We can extend our styles by creating functions that will grab the correct color for a Button based on props.

const getButtonColor = props => { const { colors } = props.$theme; let color = colors.PRIMARY; if (props.$primary) color = colors.PRIMARY; if (props.$secondary) color = colors.SECONDARY; return color; };

Integrating the functions like so.

const Button = styled('button', props => { const color = getButtonColor(props) const styles = getButtonStyles(color) return { ...styles, ':after': { ...styles, ...otherStyles }, ':hover:after': { ...hoverStyles } } })

Will give us themed buttons!

Special props

Styletron also exposes two special props you can use on your components. $as will render the underlying component as a different HTML element.

<Button $as='a' href='https://styletron.org' target='_blank' rel='noreferrer noopener' > Check out Styletron! </Button>

It’s common to see developers want to render an anchor that looks like a button. We could create a Styletron anchor using our Button component.
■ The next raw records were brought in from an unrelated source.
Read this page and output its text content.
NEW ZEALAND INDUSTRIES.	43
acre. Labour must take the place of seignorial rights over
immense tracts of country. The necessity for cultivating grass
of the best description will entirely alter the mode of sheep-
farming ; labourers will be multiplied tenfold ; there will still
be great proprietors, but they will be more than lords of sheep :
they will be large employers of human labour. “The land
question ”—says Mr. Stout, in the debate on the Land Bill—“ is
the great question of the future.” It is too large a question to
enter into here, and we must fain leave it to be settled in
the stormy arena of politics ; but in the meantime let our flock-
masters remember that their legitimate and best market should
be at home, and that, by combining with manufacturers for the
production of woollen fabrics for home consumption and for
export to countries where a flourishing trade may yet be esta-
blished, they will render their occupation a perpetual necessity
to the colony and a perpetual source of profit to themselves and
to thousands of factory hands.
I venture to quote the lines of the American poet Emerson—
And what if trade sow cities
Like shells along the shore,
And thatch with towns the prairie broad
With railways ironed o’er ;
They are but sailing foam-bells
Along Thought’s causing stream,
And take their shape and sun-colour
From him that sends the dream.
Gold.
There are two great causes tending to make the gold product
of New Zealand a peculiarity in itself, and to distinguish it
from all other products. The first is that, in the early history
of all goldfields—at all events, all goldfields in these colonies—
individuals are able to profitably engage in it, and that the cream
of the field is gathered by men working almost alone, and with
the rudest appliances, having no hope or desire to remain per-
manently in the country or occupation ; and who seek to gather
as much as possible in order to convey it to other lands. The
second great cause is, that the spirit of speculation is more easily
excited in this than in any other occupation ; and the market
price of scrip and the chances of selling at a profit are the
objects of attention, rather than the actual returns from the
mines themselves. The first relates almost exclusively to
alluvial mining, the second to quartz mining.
The other prop is $ref. This works the same as the ref you will be familiar with. All you need do, is replace instances of ref with $ref where you are using a Styletron component.

Pitfalls and Drawbacks

Although there are some, none of these should deter you from using Styletron. There’s no way to select descendants or use combinators such as >, ~, + etc. This is not a draw back though. Component design should mitigate this.

There’s no value fallback for properties.

Don’t mix shorthand and longhand properties. You can use both but don’t combine them. There’s no guarantee what will take precedence.

// DON'T DO THIS border: '4px solid blue', borderWidth: '10px' // DO EITHER THIS border: '10px solid blue' // OR THIS borderColor: 'blue', borderStyle: 'solid', borderWidth: '10px'

It’s also worth noting that any media queries will reorder in a mobile first fashion.

// THIS screen and (min-width: 1200px) screen and (min-width: 768px) // BECOMES THIS screen and (min-width: 768px) screen and (min-width: 1200px)

Last. It’s hard to debug components built with Styletron. This is true whenever we use atomic CSS though. There’s a workflow impact due to the fact we can’t see an amalgamation of styles for a component. There are dev tools in the works to help with this though.

Conclusion

Styletron is a great CSS in JS solution that should feel familiar if you’ve tried other CSS in JS offerings. You get the benefit of atomic CSS without the learning curve or politics. The speed gain and file size savings are significant.